I dreamed I was chasing the eclipse in Brighton and couldn't find the sea. At dawn the cloud cover was a grey softly ridged down quilt. Things looked bad but I didn't feel bad. Never expected (I realised) to see the special effects, just wanted to be here on the line or near it when it gets dark. Good sleep. Peter grumbling about cat biscuit in the bed... About 9 o' we got up. I made coffee while we watched Jamie Theakston Phillipa Forrester et al on Alderney and in Penzance. In Penzance it is actually raining. There are crowds. We are glad we are here instead. Peter went out on his bike to find milk, the shop at the site being shut. When he didn't come back soon I was cross. We should be on the beach now! Then he came back, Gabriel and I having watched a bit of the sun getting et, photographed from a Hercules 10,000 ft above Alderney (unless this was hoaxed). Walked down to the beach, among the counter culturals, I wouldn't squish myself to the hedge for yet another van, kept walking, being pissed off at the amount of traffic, "Hey, you got a wristband that lets you do that?" demanded the driver -good line. On the beach we walked across to the headland (tide out) and settled there with our coffee and biscuits among the tattered and beribboned and bewristied throng. Memorable features: the tumbler woman (same as we saw naked tumbling on the beach our first day) giving a splendid performance on the flat tongue of the headland just below us, 1st leading her cohorts in repeated come on, you know you want to! salutes, encouraging the sun to get out of bed so we could see it being et; then alone in a lot of demanding yoga. Great show. The tall blond guy with the grim and dangerous profile, and the long black coat, who appeared among us calling mournfully for his lost... dog? Shay! Shay! Shay! The boisterous Brighton contingent behind us, irreverent and cruel to all comers, we were proud of them, taunted him with suggestion dog had gone over cliff to its doom. And, in the end, the sun DID come out, reaching a watery break in the clouds just in time for us to glimpse some of the business. And darkness fell, and the air cooled -though, due to diffraction through all that cloud this was not a dramatic rushing black out. Strange lights over the sea, a cloud exactly like a flying saucer, and we took some dumb photographs.

Then it was over and we repaired to the garden of the Kennack Sands Inn along with many others where we had pints and chips and nuts and observed wristie behaviour (don't they EVER spend any time at that festival?). A silver-grey had collected a little sand from the eclipse beach. How sweet. Good place to be, for a significant natural phenomenon.

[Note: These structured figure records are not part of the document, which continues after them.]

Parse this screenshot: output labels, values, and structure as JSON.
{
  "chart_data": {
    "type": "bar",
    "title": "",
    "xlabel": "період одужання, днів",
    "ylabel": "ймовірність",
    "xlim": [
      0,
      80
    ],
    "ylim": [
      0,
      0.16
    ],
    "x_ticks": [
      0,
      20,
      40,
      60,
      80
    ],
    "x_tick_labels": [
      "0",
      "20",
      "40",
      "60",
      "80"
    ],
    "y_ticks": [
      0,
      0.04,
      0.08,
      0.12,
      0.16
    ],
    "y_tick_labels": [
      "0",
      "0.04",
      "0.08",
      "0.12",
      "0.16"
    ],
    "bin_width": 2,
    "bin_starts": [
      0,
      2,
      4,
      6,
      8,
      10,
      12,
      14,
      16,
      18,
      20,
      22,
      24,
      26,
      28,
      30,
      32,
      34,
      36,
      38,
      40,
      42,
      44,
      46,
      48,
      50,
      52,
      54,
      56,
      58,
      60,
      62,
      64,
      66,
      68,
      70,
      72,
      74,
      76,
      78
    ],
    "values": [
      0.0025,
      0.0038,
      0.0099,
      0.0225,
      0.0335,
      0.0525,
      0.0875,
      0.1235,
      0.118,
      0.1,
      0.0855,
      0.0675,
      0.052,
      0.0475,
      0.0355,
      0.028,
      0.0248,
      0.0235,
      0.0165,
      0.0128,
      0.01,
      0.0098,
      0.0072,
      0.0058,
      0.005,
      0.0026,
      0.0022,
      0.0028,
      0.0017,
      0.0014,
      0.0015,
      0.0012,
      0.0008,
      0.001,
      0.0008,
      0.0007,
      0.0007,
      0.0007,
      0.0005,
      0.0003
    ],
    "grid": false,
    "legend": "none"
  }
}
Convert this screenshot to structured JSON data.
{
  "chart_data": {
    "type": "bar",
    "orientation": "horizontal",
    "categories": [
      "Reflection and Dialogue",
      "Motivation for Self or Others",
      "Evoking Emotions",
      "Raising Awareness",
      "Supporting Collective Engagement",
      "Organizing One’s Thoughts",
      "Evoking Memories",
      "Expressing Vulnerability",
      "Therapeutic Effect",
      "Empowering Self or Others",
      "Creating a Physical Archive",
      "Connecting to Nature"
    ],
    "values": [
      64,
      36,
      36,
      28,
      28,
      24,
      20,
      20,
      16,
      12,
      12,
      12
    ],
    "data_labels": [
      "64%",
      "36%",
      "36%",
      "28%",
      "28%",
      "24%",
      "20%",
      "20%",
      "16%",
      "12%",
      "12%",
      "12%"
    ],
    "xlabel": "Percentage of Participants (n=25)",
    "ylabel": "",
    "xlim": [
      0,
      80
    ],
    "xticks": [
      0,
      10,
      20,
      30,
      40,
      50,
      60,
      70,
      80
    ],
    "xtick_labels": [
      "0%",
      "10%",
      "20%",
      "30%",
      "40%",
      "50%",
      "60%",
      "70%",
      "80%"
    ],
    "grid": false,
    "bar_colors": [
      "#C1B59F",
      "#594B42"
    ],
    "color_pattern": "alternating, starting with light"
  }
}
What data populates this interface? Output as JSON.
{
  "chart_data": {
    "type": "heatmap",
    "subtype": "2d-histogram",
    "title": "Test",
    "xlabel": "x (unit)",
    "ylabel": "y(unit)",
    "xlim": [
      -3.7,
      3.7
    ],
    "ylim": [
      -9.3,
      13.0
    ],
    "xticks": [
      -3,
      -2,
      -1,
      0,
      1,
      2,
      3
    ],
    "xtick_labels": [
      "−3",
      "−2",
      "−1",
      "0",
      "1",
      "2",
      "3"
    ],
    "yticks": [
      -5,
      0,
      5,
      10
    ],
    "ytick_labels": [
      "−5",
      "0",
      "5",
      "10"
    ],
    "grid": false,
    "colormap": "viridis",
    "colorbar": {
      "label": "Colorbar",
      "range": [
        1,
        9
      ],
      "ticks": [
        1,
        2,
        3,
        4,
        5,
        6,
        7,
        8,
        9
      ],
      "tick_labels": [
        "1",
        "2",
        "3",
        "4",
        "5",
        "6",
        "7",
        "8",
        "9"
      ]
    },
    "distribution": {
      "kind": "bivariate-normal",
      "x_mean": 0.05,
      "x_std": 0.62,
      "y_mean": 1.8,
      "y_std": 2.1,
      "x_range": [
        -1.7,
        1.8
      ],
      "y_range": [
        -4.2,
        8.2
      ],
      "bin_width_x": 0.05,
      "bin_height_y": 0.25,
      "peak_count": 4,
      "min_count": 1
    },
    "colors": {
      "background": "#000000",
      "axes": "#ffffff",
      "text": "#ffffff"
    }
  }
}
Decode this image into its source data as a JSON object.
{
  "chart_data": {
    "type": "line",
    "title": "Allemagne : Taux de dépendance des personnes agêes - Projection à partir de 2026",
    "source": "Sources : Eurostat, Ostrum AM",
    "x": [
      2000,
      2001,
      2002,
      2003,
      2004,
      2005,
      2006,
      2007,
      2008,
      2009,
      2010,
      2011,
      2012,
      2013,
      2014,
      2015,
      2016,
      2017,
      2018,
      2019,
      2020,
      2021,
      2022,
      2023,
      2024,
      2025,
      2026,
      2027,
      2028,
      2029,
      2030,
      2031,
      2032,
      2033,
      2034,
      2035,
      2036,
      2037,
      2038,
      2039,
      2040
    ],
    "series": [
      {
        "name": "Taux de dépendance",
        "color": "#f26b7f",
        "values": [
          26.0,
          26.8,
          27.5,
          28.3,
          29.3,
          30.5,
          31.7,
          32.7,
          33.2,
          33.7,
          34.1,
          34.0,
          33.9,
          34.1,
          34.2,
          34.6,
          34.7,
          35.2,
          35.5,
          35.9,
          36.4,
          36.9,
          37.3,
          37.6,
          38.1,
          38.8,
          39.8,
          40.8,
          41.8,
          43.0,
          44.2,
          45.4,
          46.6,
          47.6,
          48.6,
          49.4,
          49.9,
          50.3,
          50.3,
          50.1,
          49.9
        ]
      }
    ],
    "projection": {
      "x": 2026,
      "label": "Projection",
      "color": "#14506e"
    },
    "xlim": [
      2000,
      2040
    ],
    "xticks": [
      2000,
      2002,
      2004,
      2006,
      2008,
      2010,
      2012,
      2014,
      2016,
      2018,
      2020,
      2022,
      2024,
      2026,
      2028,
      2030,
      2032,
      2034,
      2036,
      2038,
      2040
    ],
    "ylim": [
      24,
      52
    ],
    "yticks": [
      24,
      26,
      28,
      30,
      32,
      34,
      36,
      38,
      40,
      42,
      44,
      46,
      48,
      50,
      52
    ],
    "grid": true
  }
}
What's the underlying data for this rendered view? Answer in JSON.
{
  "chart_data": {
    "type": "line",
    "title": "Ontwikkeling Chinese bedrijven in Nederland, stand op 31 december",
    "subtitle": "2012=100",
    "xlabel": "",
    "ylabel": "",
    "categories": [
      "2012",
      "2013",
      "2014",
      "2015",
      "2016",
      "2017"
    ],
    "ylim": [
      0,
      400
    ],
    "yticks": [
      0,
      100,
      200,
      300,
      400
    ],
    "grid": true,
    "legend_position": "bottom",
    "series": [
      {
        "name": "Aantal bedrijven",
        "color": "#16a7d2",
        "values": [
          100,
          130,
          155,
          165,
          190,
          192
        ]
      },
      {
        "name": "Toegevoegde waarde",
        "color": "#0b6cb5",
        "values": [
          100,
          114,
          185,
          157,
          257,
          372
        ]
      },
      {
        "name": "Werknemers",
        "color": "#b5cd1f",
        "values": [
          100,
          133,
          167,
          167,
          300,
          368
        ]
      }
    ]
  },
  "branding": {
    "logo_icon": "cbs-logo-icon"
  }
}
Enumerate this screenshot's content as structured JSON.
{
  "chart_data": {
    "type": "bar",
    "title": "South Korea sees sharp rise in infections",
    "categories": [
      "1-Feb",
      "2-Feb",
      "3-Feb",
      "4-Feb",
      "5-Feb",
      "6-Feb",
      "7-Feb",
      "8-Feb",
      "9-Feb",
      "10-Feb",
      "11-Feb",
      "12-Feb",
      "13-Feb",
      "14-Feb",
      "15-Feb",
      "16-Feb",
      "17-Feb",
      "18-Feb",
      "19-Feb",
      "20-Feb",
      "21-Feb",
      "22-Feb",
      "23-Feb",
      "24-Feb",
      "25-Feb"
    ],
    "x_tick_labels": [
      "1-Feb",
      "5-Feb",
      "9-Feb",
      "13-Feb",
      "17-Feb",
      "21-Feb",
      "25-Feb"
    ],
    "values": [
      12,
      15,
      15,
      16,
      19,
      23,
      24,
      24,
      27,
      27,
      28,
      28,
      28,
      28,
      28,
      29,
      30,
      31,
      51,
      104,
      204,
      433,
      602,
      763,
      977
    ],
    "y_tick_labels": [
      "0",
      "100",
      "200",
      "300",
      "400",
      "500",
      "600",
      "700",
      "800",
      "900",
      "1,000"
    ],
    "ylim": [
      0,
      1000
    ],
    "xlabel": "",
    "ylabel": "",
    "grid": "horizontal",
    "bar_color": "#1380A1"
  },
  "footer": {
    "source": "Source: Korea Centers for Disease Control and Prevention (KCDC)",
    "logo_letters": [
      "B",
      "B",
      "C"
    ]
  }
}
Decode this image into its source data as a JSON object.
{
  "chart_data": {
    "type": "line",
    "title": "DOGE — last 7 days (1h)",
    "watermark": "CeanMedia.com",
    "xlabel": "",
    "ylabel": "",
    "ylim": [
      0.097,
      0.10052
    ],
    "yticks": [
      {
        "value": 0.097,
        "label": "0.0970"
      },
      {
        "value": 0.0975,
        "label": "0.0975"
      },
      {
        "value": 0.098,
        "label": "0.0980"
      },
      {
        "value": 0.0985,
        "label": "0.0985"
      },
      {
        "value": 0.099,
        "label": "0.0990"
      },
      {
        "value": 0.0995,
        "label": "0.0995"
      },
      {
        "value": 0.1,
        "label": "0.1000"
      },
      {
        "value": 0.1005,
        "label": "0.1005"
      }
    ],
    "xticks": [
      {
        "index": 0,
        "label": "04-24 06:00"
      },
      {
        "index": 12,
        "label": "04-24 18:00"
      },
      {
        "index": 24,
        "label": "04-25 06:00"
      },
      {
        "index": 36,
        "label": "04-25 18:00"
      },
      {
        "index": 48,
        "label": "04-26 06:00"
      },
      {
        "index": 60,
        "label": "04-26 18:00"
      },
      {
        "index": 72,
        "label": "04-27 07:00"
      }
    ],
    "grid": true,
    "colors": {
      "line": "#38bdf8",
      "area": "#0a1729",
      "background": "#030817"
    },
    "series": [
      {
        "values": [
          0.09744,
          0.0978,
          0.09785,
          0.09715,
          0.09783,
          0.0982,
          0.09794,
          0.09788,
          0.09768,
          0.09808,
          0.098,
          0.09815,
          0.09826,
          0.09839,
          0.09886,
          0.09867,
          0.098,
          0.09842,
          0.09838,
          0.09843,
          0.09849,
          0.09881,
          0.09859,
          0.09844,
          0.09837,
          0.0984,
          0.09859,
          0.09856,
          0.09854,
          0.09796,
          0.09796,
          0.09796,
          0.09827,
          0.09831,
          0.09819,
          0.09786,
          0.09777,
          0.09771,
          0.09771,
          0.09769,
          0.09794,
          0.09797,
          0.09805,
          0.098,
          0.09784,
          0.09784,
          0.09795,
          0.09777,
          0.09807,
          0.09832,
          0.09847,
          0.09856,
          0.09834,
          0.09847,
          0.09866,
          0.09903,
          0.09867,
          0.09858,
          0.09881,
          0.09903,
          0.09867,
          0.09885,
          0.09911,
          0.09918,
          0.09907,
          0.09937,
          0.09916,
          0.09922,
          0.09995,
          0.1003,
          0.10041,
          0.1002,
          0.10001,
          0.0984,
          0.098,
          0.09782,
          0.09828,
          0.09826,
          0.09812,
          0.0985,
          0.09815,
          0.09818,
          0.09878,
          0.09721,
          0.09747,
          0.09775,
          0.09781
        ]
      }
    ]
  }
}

The wind in the willows played tea for two

The sky was yellow and the sun was blue...

Later: In the afternoon we cycled to Gweek and it rained and the seal sanctuary was a bust. We and a lot of other people stared in disbelief at about four geriatric seals, and couldn't believe we'd paid for this... Later, late at night, Peter left me relaxing (i.e. asleep) in the chalet and went to check out the guitar band in the field across the road, came back full of enthusiasm to fetch me. I actually didn't think his undiscovered genius or rough diamond was all that much cop, but it was a great atmosphere in the big tent, sitting on strawbales, swigging tequila. At least until they went acoustic. And the sky was miraculously clear. Milky way, shooting stars. Now why couldn't it have been like that this morning?